Adverse events of any kind reported within a week of vaccination occurred in 81% of participants, including 83% of those in the low- and mid-dose groups and 75% in the high-dose group. Events considered Grade 3, meaning severe, occurred in 6% of those in the low- and mid-dose groups and 17% in the high-dose group. Pain, fever, headache and fatigue – including rated as severe – were most common. However, the authors wrote that the severe events were “transient and self-limiting” and similar to those seen in another Ad5 vector-type vaccine tested against Ebola virus.
CanSino moved Ad5-nCoV into a Phase II clinical trial in Wuhan, China – where the SARS-CoV-2 virus first appeared – last month and has since announced a deal to develop it in Canada as well. The Phase II study is testing the low and middle doses, respectively 50 billion and 500 billion virus particles.

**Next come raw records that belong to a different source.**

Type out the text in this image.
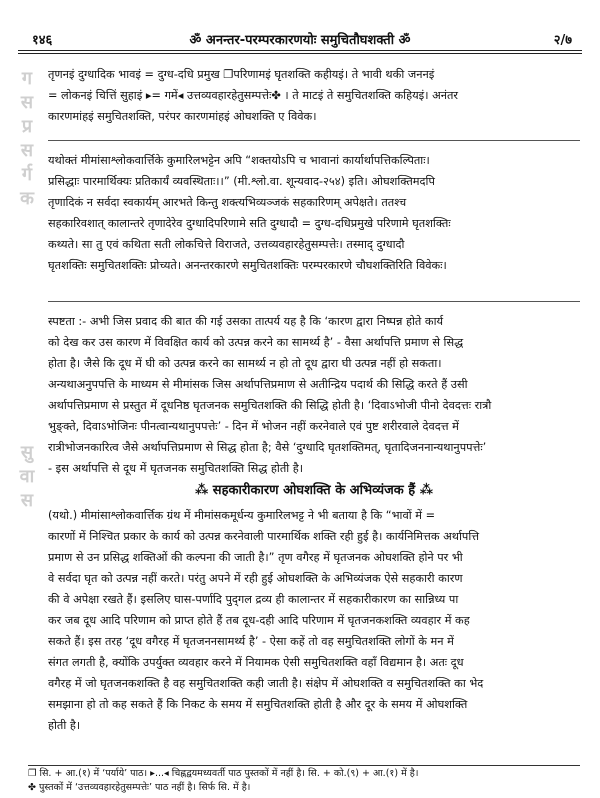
१४६	ॐ अनन्तर-परम्परकारणयोः समुचितौघशक्ती ॐ	२/७
ग
स
प्र
स
र्ग
क
सु
वा
स
तृणनइं दुग्धादिक भावइं = दुग्ध-दधि प्रमुख ❐परिणामइं घृतशक्ति कहीयइं। ते भावी थकी जननइं
= लोकनइं चित्तिं सुहाइं ▸= गमें◂ उत्तव्यवहारहेतुसम्पत्तेः✤ । ते माटइं ते समुचितशक्ति कहियइं। अनंतर
कारणमांहइं समुचितशक्ति, परंपर कारणमांहइं ओघशक्ति ए विवेक।
यथोक्तं मीमांसाश्लोकवार्त्तिके कुमारिलभट्टेन अपि “शक्तयोऽपि च भावानां कार्यार्थापत्तिकल्पिताः।
प्रसिद्धाः पारमार्थिक्यः प्रतिकार्यं व्यवस्थिताः।।” (मी.श्लो.वा. शून्यवाद-२५४) इति। ओघशक्तिमदपि
तृणादिकं न सर्वदा स्वकार्यम् आरभते किन्तु शक्त्यभिव्यञ्जकं सहकारिणम् अपेक्षते। ततश्च
सहकारिवशात् कालान्तरे तृणादेरेव दुग्धादिपरिणामे सति दुग्धादौ = दुग्ध-दधिप्रमुखे परिणामे घृतशक्तिः
कथ्यते। सा तु एवं कथिता सती लोकचित्ते विराजते, उत्तव्यवहारहेतुसम्पत्तेः। तस्माद् दुग्धादौ
घृतशक्तिः समुचितशक्तिः प्रोच्यते। अनन्तरकारणे समुचितशक्तिः परम्परकारणे चौघशक्तिरिति विवेकः।
स्पष्टता :- अभी जिस प्रवाद की बात की गई उसका तात्पर्य यह है कि ‘कारण द्वारा निष्पन्न होते कार्य
को देख कर उस कारण में विवक्षित कार्य को उत्पन्न करने का सामर्थ्य है’ - वैसा अर्थापत्ति प्रमाण से सिद्ध
होता है। जैसे कि दूध में घी को उत्पन्न करने का सामर्थ्य न हो तो दूध द्वारा घी उत्पन्न नहीं हो सकता।
अन्यथाअनुपपत्ति के माध्यम से मीमांसक जिस अर्थापत्तिप्रमाण से अतीन्द्रिय पदार्थ की सिद्धि करते हैं उसी
अर्थापत्तिप्रमाण से प्रस्तुत में दूधनिष्ठ घृतजनक समुचितशक्ति की सिद्धि होती है। ‘दिवाऽभोजी पीनो देवदत्तः रात्रौ
भुङ्क्ते, दिवाऽभोजिनः पीनत्वान्यथानुपपत्तेः’ - दिन में भोजन नहीं करनेवाले एवं पुष्ट शरीरवाले देवदत्त में
रात्रीभोजनकारित्व जैसे अर्थापत्तिप्रमाण से सिद्ध होता है; वैसे ‘दुग्धादि घृतशक्तिमत्, घृतादिजननान्यथानुपपत्तेः’
- इस अर्थापत्ति से दूध में घृतजनक समुचितशक्ति सिद्ध होती है।
⁂ सहकारीकारण ओघशक्ति के अभिव्यंजक हैं ⁂
(यथो.) मीमांसाश्लोकवार्त्तिक ग्रंथ में मीमांसकमूर्धन्य कुमारिलभट्ट ने भी बताया है कि “भावों में =
कारणों में निश्चित प्रकार के कार्य को उत्पन्न करनेवाली पारमार्थिक शक्ति रही हुई है। कार्यनिमित्तक अर्थापत्ति
प्रमाण से उन प्रसिद्ध शक्तिओं की कल्पना की जाती है।” तृण वगैरह में घृतजनक ओघशक्ति होने पर भी
वे सर्वदा घृत को उत्पन्न नहीं करते। परंतु अपने में रही हुई ओघशक्ति के अभिव्यंजक ऐसे सहकारी कारण
की वे अपेक्षा रखते हैं। इसलिए घास-पर्णादि पुद्‌गल द्रव्य ही कालान्तर में सहकारीकारण का सान्निध्य पा
कर जब दूध आदि परिणाम को प्राप्त होते हैं तब दूध-दही आदि परिणाम में घृतजनकशक्ति व्यवहार में कह
सकते हैं। इस तरह ‘दूध वगैरह में घृतजननसामर्थ्य है’ - ऐसा कहें तो वह समुचितशक्ति लोगों के मन में
संगत लगती है, क्योंकि उपर्युक्त व्यवहार करने में नियामक ऐसी समुचितशक्ति वहाँ विद्यमान है। अतः दूध
वगैरह में जो घृतजनकशक्ति है वह समुचितशक्ति कही जाती है। संक्षेप में ओघशक्ति व समुचितशक्ति का भेद
समझाना हो तो कह सकते हैं कि निकट के समय में समुचितशक्ति होती है और दूर के समय में ओघशक्ति
होती है।
❐ सि. + आ.(१) में ‘पर्याये’ पाठ। ▸...◂ चिह्नद्वयमध्यवर्ती पाठ पुस्तकों में नहीं है। सि. + को.(९) + आ.(१) में है।
✤ पुस्तकों में ‘उत्तव्यवहारहेतुसम्पत्तेः’ पाठ नहीं है। सिर्फ सि. में है।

Additionally, CanSino announced a deal earlier this week with Vancouver, B.C.-based Precision NanoSystems to develop an mRNA lipid nanoparticle vaccine against Covid-19.
Cambridge, Massachusetts-based Moderna’s mRNA-1273 is the second most advanced vaccine candidate, expected to enter Phase II testing soon, with a Phase III trial planned for the summer. On Monday, the company announced preliminary data from the Phase I study being sponsored by the National Institute of Allergy and Infectious Diseases, showing that the first eight participants to receive both doses developed concentrations of neutralizing antibodies that met or exceeded those of patients who have recovered from the disease.
However, while the news sent the company’s shares skyrocketing, their price soon fell back down as it became clear that the preliminary data did not provide a sense of mRNA-1273’s ultimate efficacy. Interviewed experts have expressed cautious optimism about the vaccine’s potential, but one noted that even neutralizing antibodies do not necessarily confer immunity, as has been the case with cytomegalovirus vaccines.